Are we now as decadent as our chap, standing here for the last time? Quite a rum thought: in sixteen hundred years, folk will be scratching at the foundations of my home and getting all excited when they've found the sewer pipe and can tell what I ate, and have a chuckle and say, "Yes, he'd have known his time was up." Sorry… sorry, talking too much, my wife says I always do… What's this?'
Bare fingers wiped mud smears off a length of bone, and the arc-lights pierced sufficiently into the hole to show the minute working of the decoration at the head of what had been a hairpin – consigned to the fire rather than be an ornament in the tresses of a barbarian's woman. Gaunt, with all the warmth he could muster, congratulated the doctor on his significant find. They were called for tea. He levered himself out of the pit and carried his bucket to the tent where the urn was and sandwiches. He had thought, in a Wiltshire field, he would find sanctuary, but his mind was trapped by thoughts of Polly, and the man she had believed in, and the bright but deep eyes in the photograph of an enemy… and the casualties of war, then and now.
It was a supreme effort to drag himself to his feet. He was so nearly there, so close to his Grail. Oskar Netzer pulled himself up, off his stomach, off his knees and elbows, and the gate rocked on his weight and his fingers clutched at the catch holding it shut. Weakness consumed him, but the pain was long gone. When the gate swung open, a little more of his feeble strength left him and he lost his hold on the ironwork. He fell forward on to the cemetery path. He staggered over the loose gravel towards the stone and his wife's grave. He saw nothing ahead of him in the blackness but knew where he must go… and he believed he had made expiation for the wrong done by his uncle.
After a few short steps, he collapsed on to the sharp stones – but he hoped to reach her resting-place and to sleep there and be with her, to tell her of his ducks, and of the men who had intruded on his paradise, and that he had loosed the evil's hold on him… He crawled off the path and over sodden grass, reached out and found the glass jar, the stems of flowers that had been stripped by the wind.
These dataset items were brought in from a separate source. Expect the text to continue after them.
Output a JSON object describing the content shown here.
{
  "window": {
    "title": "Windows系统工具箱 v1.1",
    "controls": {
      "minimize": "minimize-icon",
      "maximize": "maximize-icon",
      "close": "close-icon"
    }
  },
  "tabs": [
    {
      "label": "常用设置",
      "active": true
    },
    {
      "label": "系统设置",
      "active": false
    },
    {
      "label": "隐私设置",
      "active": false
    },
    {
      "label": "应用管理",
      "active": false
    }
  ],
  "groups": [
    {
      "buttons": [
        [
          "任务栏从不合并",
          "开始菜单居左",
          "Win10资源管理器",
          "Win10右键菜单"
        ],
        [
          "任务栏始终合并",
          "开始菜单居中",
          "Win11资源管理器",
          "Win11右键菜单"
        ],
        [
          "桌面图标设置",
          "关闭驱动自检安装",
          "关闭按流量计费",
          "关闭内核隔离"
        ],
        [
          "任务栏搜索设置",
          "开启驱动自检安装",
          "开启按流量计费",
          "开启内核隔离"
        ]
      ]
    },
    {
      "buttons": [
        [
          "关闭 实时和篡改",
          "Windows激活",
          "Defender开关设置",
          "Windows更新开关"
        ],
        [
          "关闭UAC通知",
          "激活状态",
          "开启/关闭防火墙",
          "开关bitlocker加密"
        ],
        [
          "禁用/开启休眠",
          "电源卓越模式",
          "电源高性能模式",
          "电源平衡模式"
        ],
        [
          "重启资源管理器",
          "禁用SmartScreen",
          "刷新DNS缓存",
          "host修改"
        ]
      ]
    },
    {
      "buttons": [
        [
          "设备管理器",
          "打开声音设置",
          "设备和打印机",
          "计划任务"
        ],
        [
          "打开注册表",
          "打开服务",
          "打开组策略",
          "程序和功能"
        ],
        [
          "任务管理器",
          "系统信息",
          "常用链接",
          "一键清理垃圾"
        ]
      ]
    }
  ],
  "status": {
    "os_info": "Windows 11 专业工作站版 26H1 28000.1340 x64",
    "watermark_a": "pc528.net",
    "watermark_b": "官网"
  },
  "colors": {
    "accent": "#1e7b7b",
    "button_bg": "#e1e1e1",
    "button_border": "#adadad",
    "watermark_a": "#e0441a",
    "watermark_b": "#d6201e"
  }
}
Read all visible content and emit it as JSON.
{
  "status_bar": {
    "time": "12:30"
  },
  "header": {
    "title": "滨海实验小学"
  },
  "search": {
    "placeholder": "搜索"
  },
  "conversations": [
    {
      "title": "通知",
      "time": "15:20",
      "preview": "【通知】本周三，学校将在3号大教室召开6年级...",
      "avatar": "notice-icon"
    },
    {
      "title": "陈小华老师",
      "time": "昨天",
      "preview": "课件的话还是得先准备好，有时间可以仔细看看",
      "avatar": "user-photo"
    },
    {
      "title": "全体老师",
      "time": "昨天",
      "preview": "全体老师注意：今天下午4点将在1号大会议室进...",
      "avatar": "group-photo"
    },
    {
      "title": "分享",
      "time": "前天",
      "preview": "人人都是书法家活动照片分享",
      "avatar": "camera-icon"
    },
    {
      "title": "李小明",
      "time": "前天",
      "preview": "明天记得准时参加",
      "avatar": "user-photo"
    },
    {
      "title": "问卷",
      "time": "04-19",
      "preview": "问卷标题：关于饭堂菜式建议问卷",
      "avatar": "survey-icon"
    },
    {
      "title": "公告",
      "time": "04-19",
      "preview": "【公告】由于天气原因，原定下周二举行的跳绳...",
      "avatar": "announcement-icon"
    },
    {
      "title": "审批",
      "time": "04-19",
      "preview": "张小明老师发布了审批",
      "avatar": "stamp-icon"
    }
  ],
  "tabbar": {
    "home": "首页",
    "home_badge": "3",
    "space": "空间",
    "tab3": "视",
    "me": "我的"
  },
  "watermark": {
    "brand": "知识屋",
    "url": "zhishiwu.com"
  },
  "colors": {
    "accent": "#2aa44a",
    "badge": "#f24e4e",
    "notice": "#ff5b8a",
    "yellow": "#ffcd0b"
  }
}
He clasped the stone and did not know what he had achieved – did not know who would bury him – and sleep took him.
A clock chimed. A car, with lights flashing, and with an escort in front and behind, brought Timo Rahman to the prison in the north of Hamburg at Fuhlsbuttel.
He was led from it to a desk where the details of his life, and the charges he faced, would be processed.
The gaol's landings awoke. Word had passed. Spoons beat against metal mugs. Plates rattled against doors.
His name was shouted and echoed down the block's iron staircases. He was ordered to strip for medical inspection.
He was in hurtful ignorance of the reason for the collapse of his rule, and of who was responsible.